Oil prices fell more than a dollar on profit-taking despite a lingering deep freeze in the U.S. that was boosting demand for heating oil.

U.S. crude settled down $1.17, or 2%, to $57.71 a barrel, erasing earlier gains. London Brent crude dropped $1.19 to $57.23.

Traders said the decline in prices was due to profit-taking after a nearly 20% climb since mid-January, brought on by a blast of arctic air across the major heating fuel markets of the U.S. Midwest and Northeast.

"The momentum ran out and $60 has turned out to be firm resistance," said Mike Fitzpatrick, vice president for energy risk management at Fimat USA.

U.S. government data on Wednesday showed distillate stocks, which include heating oil, fell 3.7 million barrels last week as consumers burned more fuel for heating.

It was the biggest decline in distillate inventories since mid-October 2006, and the second weekly draw in a row. Analysts had anticipated a decline of 3.2 million barrels, according to a Reuters survey.

Crude stocks, meanwhile, fell by 400,000 barrels, in contrast to a forecast rise of 1.4 million barrels.

Analysts said inventories in the world's biggest energy consumer could continue to fall due to the cold.

"This really hard freeze didn't extend across the whole country until this weekend," said Mike Fitzpatrick, vice president at Energy Risk Management at Fimat USA. "I think you'll have to wait for next week's numbers to get a fuller picture of heating demand."

OPEC AND Stocks

The U.S. Energy Information Administration (EIA) said today that, due to OPEC output cuts, commercial oil stocks in industrialized countries would fall 900,000 barrels per day in the first quarter -- three times faster than average for the time of year.

Even though OPEC was unlikely to curb supplies as much as it has agreed, the cuts could prevent the typical rise in oil inventories during the second quarter.

That may pave the way for OPEC to raise output again by around a million bpd by the fourth quarter to meet an expected rise in global demand, the EIA said.

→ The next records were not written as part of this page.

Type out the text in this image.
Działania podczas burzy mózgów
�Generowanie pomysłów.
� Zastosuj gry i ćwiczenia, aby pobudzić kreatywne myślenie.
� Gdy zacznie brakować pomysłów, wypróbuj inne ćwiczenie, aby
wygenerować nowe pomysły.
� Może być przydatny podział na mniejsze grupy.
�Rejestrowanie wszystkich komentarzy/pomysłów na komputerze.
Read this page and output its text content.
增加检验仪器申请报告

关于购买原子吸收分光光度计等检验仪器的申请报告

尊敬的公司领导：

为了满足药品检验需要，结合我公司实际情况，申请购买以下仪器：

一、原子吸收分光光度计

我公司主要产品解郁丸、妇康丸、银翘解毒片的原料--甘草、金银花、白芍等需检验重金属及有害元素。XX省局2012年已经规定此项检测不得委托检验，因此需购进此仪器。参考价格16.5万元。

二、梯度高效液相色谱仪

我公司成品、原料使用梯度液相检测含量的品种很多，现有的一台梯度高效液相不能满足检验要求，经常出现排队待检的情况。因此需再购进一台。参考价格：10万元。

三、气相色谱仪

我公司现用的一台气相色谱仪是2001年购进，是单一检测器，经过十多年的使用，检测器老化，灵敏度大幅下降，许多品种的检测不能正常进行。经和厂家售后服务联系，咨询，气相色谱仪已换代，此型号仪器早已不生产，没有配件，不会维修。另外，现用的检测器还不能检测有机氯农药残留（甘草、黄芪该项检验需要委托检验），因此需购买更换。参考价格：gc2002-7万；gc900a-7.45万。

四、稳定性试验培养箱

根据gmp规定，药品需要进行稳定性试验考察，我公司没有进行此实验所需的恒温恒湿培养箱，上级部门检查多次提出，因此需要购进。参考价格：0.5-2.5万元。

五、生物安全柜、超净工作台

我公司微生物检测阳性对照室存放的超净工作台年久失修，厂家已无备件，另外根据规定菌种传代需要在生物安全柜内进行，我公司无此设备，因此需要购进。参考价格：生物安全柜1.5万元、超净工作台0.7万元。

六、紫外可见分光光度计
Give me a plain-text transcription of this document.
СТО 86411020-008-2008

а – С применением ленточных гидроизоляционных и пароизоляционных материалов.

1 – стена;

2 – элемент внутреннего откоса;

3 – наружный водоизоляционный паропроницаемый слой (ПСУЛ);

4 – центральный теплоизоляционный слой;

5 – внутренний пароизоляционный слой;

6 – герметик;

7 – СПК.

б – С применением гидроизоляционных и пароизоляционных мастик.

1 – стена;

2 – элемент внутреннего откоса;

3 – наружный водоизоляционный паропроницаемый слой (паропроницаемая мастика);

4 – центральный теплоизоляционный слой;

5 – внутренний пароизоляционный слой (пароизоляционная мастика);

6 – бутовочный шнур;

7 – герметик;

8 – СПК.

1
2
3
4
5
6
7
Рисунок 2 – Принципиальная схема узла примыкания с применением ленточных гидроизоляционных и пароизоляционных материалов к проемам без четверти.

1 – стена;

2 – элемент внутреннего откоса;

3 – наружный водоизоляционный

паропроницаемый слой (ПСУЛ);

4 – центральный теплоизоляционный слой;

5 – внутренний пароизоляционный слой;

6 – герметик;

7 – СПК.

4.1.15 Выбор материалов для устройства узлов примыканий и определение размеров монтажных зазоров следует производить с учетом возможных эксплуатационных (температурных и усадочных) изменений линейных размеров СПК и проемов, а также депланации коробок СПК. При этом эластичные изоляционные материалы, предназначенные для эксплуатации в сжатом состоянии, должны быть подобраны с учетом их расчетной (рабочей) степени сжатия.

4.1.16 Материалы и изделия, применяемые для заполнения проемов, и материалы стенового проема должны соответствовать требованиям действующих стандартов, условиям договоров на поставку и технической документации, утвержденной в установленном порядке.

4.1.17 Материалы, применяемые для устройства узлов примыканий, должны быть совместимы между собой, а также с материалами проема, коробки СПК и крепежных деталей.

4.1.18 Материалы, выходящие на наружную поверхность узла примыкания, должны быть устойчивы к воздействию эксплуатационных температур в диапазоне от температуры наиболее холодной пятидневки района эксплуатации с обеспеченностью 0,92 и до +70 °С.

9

At the same time as OPEC is cutting output, non-OPEC suppliers are failing to bring on new projects as quickly as expected and increasing the need for OPEC oil to plug the gap.

"The major dynamic in the market at the moment is in supply," said Paul Horsnell, analyst at Barclays Capital.

"Non-OPEC supply is disappointing, and at the same time OPEC is cutting. Demand is picking up to more normal levels because of the weather. So it's being squeezed all round. You are going to get some fairly chunky draws in inventories at some point."

Oil prices are near the $60 level that often prompts consumers to call for additional supplies, but OPEC is pushing ahead with a 500,000 bpd cut that came into effect from Feb. 1. That follows a 1.2 million bpd cut from Nov. 1 last year.